KUALA LUMPUR: An influencer from Russia sparked a heated debate by expressing his personal views on the friendliness of Malaysians on social media.

Through a video on TikTok, Max Petrovskii, also known as @Marilyn_ruv, has garnered widespread attention after mentioning feeling uncomfortable and noting a lack of smiles among the people he encountered in Malaysia.

Max perceives Malaysians as nervous and less friendly compared to people in Thailand.

"Walking here in Malaysia, I just really got one thing, people here are not... I don't think it's that about friendly, but they don't smile to each other a lot.

"I've lived in Thailand and I'm used to a lot of attention and people smiling at each other," he said.

The video quickly enraged Malaysian internet users as comments flooded in, accusing Max of disrespecting their ountry.

While some acknowledged the country's strict laws and cultural differences, they emphasised that Max's portrayal was neither accurate nor fair.

Social media user @Rezentrcupcakke said the sentiment that Max critiqued was unwarranted and potentially attention-seeking.

"Get attention from your parents, not us, we have a lot of work to do anyway," he said.
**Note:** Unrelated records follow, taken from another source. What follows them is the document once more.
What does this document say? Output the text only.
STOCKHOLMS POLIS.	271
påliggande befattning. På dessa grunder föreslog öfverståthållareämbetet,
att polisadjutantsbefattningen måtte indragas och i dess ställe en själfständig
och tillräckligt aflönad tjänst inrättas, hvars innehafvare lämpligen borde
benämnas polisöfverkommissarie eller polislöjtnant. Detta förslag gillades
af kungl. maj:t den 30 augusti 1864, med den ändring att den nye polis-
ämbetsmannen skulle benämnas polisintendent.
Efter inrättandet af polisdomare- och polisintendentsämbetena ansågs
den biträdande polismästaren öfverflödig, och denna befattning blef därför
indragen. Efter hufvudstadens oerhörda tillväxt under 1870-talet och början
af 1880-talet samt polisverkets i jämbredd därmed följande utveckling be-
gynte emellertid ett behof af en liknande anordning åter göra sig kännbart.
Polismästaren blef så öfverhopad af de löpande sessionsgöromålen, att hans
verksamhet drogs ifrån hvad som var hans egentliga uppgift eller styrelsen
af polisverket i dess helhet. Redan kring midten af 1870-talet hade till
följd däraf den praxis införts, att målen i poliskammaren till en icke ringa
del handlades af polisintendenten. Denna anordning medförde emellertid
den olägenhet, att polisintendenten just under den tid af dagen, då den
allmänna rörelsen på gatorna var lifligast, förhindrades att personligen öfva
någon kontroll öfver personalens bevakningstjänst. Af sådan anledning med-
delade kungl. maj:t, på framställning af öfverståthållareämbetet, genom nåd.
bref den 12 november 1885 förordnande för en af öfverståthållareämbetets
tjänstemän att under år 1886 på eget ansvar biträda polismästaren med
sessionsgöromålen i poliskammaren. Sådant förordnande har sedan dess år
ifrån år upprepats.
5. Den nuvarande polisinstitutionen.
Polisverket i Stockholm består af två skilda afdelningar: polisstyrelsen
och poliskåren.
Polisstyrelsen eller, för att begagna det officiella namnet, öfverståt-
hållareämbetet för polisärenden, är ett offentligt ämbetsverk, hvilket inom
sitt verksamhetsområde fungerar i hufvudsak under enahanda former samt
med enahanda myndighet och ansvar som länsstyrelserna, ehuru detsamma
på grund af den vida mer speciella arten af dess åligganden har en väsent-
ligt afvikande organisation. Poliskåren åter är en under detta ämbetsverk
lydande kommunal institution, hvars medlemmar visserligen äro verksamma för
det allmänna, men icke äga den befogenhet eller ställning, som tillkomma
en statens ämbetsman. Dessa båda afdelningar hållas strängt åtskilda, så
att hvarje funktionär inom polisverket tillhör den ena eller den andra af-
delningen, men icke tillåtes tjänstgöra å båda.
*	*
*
Many questioned the TikToker's credentials to pass judgment on Malaysian hospitality, while others expressed annoyance and frustration with his comments.

Meanwhile, another user @NikTravel countered Max's claims and highlighted the cultural nuances regarding the initiation of friendly interactions.

"No, I won't smile randomly all the time unless you smile at me first so I have to reply back as a gesture. Not smiling doesn't mean we are not friendly," she said.

Adding to the discussion, user @Ezlanjbkt explained that environmental factors influence social behavior among people.

"Bro, it's so hot and sunny here in Malaysia, people won't smile under the scorching sunlight in the middle of the road, bro," he said.

While some defended his right to express his views, others called for greater respect and understanding when discussing foreign cultures.

Another user @Lindaburan offered a perspective on the significance of earning smiles and reflected the belief that genuine interactions and gestures are valued in Malaysian society.

"Smiles need to be earned. When you smile, surely someone will smile back at you."

The backlash against Max's video underscores the sensitivity of cultural perceptions and the power of social media to amplify controversy.

As the conversation surrounding Max's video continued, it became evident that perceptions of friendliness and cultural norms are multifaceted and deeply rooted in individual experiences and societal expectations.